Actress, writer, and singer M.C. Cait Brennan has been around the block. She’s had small parts in films like 1985’s gender-bending teen cult classic Just One of the Guys, PowerUp’s indie lesbian flick Itty Bitty Titty Committee, and Emmy-winning TV shows including Northern Exposure. Her own screenplays have been award-winners, including Dramatis Personae (which she described to Curve magazine as “Pretty in Pink meets Hedwig and the Angry Inch, or The Way We Were with cock jokes.”)
Last year, Brennan released her first album, Debutante, to critical acclaim. Although she jokingly dismissed herself at the time as a “47-year-old trans gal with Parkinson’s who makes basically thinly veiled glam-punk Taylor Swift songs,” the album made numerous best of the year lists, snagged Brennan a recording deal with Warner Bros’ Omnivore label, and led the Los Angeles Times to call her “pop rock’s next big thing.” The singer boasts a rare four-plus octave range (on par with Beyoncé and Christina Aguilera), and she’s gaining new fans with her latest album, Third, which is peppered with pop culture references.
You’re a Comic-Con fixture. At Omaha Comic-Con you hosted a Q&A with Alison Arngrim (who played Nellie Oleson, the mean girl from Little House on the Prairie).
When Comic-Con first asked me, I had a moment of terror from my childhood self watching her on television and going, “That’s the meanest girl in the world!” In real life, she’s very sweet … [but] got a reputation from the show for being a terror and still gets to lord that over people. We had a great time. It was at a huge sports arena in Omaha and we got lost in the tunnels. We looked at each other and we both just said, “Spinal Tap!” as we ran around and around the arena [like the band did in the movie Spinal Tap].
One of my favorite songs on Third is “Benedict Cumberbatch.” Are you a Sherlock, Dr. Strange, or Khan fan?
It’s hard to not say Sherlock. ... We keep kind of waiting for [Cumberbatch] to hear it and be vaguely appalled and amused. That’s sort of how I ended up doing Comic-Con — a lot of my songs reference pop culture. I’m a nerdy, science fiction kind of person. “Catiebots Don’t Cry” references Small Wonder from the ’80s. It’s always been a part of my music.
You’ve gone from actress to filmmaker to critically acclaimed rock goddess. How do you marry those lives?
I have many lives and they all kind of compete for time on my calendar. The sum total of all of them is where I am.
Debutante was called “the kind of record that artists dream of recording.” Did that put a lot of pressure on you to get the follow-up right?
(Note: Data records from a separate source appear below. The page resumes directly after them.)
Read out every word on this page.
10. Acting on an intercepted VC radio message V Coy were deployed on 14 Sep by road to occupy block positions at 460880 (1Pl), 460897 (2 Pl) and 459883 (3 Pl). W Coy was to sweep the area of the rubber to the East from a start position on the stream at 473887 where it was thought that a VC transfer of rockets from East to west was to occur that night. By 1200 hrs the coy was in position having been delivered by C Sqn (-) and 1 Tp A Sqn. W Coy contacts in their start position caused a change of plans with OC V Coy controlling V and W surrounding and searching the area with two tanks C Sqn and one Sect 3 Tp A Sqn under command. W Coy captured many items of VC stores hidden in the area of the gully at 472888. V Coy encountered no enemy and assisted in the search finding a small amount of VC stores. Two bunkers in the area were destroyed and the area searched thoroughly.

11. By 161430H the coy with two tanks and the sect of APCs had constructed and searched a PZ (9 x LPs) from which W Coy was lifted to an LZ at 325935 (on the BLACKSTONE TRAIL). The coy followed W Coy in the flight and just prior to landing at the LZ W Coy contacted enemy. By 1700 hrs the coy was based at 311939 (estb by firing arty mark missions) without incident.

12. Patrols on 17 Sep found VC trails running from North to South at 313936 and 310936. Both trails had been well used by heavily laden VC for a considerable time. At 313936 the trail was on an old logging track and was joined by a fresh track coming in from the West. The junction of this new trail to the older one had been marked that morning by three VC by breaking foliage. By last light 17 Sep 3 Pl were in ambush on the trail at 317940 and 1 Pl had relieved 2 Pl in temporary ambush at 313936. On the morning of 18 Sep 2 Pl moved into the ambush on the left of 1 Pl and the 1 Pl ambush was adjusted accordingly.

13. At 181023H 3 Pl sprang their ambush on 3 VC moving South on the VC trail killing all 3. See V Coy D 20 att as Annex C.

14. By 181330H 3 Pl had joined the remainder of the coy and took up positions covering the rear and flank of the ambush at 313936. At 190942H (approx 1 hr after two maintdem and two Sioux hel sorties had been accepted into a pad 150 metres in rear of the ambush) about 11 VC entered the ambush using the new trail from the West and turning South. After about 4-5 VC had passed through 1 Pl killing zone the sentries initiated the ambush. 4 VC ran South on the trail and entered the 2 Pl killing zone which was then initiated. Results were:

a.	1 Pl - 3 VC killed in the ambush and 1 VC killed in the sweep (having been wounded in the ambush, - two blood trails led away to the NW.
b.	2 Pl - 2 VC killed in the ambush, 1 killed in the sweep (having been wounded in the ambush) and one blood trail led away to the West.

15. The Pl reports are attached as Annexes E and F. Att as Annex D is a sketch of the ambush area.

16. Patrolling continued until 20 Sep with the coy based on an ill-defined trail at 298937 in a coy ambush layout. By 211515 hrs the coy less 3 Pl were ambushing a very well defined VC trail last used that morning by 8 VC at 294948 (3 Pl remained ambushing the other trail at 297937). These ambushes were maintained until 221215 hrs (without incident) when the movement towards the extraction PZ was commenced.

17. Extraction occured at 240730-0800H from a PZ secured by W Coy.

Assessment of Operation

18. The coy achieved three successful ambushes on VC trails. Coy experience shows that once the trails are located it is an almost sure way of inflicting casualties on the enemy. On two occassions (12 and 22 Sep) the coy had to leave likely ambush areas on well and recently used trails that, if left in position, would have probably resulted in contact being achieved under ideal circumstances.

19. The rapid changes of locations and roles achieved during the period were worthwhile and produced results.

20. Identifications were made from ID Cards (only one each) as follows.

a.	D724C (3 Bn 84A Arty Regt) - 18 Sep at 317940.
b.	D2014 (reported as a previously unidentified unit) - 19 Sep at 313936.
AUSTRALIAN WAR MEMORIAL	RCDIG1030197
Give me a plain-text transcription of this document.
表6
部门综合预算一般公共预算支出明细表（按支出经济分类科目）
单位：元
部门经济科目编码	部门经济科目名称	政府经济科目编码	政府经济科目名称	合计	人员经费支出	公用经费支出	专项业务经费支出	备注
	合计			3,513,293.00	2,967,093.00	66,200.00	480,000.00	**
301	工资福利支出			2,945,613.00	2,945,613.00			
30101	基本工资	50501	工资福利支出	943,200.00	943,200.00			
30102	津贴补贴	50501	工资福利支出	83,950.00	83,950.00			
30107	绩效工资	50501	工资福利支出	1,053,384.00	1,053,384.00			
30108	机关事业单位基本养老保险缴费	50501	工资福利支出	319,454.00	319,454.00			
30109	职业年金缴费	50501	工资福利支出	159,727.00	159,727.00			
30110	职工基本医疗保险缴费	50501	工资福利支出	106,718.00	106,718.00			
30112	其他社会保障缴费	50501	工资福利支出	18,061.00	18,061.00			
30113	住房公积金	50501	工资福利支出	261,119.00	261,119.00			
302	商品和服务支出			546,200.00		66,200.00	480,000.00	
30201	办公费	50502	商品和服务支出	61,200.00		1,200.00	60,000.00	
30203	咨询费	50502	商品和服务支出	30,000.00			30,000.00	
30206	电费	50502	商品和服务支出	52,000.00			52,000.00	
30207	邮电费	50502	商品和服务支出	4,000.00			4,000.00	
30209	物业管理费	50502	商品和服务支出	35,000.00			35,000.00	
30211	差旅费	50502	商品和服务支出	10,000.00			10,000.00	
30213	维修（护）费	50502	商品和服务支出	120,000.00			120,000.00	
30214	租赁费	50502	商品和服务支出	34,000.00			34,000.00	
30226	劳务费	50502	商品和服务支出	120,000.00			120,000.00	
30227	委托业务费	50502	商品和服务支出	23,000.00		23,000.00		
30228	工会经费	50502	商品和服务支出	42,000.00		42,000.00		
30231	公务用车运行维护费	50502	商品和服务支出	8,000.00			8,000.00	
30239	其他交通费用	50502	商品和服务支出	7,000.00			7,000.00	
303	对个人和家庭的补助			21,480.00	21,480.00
It did and it didn’t. We [Brennan and her producer, Fernando Perdomo] made a second record, which we love and is very good, but through circumstances that were very strange, we ended up making a third one before the second one even came out. So that’s the one where we were thinking, OK, how do we top this? Whereas this one, we were just having fun. We got invited to come to Memphis and work at Ardent [Studios] and it was sort of a once-in-a-lifetime opportunity, so we had to do it. Everybody loved the results, so we were like, “Let’s just put this out right now and keep working on the other.”
The next album includes recordings from musician Emitt Rhodes’s studio — which you actually tried to find when you were young, right?
That is true. I was dating someone who lived in Hawthorne [Calif.], which is where Emitt lives, and where the Beach Boys were from. And half the time... I was actually just roaming around, sort of looking for Emitt’s place. [Recording there] was a long time coming.
How do you identify these days?
Bi would be the best descriptor for that, but I do have a female partner I’ve been with for 10 years now.